Todo dia é dia do índio, por Mariana Nassif
qui, 19/04/2018 - 14:09

Todo dia é dia do índio, por Mariana Nassif
Instituído em 1943 por Getúlio Vargas, o dia do índio, celebrado hoje, 19 de Abril, foi uma proposta das lideranças indígenas que participaram do Congresso Indigenista Inetramericano em 1940, no México. Informação factual, pronto, começo a destilar a parte que me bem cabe, os misticismos.
Para os praticantes da Umbanda e do Candomblé, em algumas vertentes, os índios, ou caboclos, como são chamados, têm força de chefe de falange. Os Umbandistas carregam na história da fundação da religião o momento em que Zélio Fernandino de Morais manifesta, em uma sessão espírita, o Caboclo das Sete Encruzilhadas e, ali, propõe o que seria o primeiro elemento utilizado em processos ritualísticos, uma simples flor, colocada à mesa de atendimento. Não tenho certeza se a ligação dos índios com este tipo de liderança espiritual tem relação direta com este fato em si, mas a verdade é que os caboclos são os grandes responsáveis, na Umbanda, por todo o grupo de entidades que acompanham e se manifestam nos médiuns, como se coubesse a eles organizar e proteger as energias competentes à evolução de uns e outros, atuando como verdadeiros cuidadores.
Outras tias-velhinhas da minha família manifestaram seus caboclos e minhas tias, as bruxas, carregam lembranças que, vez ou outra, menos do que eu gostaria, compartilham com a gente, a ala jovem que já vem envelhecendo há um certo tempo. Portanto, não foi surpresa pra mim que eu mesma trouxesse uma caboclinha forte, porreta e que, mesmo sob questionamentos racionais e psicológicos – os tenho, sempre e cada vez mais, especialmente estudando as psicologias – tem o poder de interferir e influenciar nas escolhas que eu mesma faço, impregnada pelo conceito do livre-arbítrio. Algum dia, prometo, paro e escrevo sobre este conceito que, aos meus olhos, é, de certa forma, não tão livre assim. Seguimos.

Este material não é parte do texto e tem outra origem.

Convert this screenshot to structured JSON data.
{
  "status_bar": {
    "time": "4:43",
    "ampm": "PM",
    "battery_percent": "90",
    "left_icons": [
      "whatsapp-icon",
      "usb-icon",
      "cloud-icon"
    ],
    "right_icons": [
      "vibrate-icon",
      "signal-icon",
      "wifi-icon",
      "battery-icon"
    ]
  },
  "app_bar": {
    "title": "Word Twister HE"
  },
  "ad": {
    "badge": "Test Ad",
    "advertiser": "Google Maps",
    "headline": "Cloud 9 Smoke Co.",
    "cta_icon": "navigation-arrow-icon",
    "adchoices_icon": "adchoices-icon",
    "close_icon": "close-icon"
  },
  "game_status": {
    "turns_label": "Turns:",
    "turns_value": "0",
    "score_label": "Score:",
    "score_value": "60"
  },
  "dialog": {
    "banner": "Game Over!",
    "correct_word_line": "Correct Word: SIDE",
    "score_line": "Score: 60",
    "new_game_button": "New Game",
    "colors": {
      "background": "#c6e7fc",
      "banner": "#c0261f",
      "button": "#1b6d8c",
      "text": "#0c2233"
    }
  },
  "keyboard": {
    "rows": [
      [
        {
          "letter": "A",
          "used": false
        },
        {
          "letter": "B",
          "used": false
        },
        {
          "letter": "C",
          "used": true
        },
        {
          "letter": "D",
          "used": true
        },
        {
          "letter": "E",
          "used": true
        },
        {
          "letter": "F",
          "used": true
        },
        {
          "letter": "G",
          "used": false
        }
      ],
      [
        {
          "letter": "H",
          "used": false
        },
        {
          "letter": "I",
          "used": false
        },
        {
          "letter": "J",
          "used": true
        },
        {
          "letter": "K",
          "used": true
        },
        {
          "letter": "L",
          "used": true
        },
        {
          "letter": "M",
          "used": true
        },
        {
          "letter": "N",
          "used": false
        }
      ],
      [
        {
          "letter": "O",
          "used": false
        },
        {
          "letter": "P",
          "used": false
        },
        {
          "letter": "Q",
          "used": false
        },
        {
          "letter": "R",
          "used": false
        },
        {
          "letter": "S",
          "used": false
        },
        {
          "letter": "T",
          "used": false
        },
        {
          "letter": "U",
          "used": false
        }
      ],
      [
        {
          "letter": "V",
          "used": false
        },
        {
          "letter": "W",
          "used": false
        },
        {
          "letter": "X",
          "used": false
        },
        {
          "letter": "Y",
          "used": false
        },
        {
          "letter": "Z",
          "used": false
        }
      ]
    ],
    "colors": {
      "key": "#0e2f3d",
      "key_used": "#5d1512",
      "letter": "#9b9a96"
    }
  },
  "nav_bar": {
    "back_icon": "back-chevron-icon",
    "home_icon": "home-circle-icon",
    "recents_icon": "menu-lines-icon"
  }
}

É desta cabocla que nasceu uma força que até então eu desconhecia e que me foi necessária para me recompor após uma forte depressão que me abateu, agora eu sei, por cerca de quatro anos. O desenvolvimento espiritual dentro da umbanda tem como premissa que tanto o médium quanto as entidades cresçam e, sem dúvida alguma, meus encontros com esta pequena filha de Oxum, orixá responsável pelo útero, pela gestação em si, me oportunaram a sentir bem-querência acerca de um momento que foi particularmente incógnito mesmo que sensorialmente traumático. Sentir a dança de uma cabocla nos pés, a força de sua lança nos braços e o poder de pensar sempre em frente, positivando as vivências e aparecendo sempre com uma história metafórica que é pra gente usar a cabeça e refletir, olha, indico para quem não experimentou – mesmo que não manifesta mediunicamente, é extremamente indicado que, pelo menos uma vez na vida, você sente na frente de um caboclo e escute o que ele tem a dizer. Recomendo.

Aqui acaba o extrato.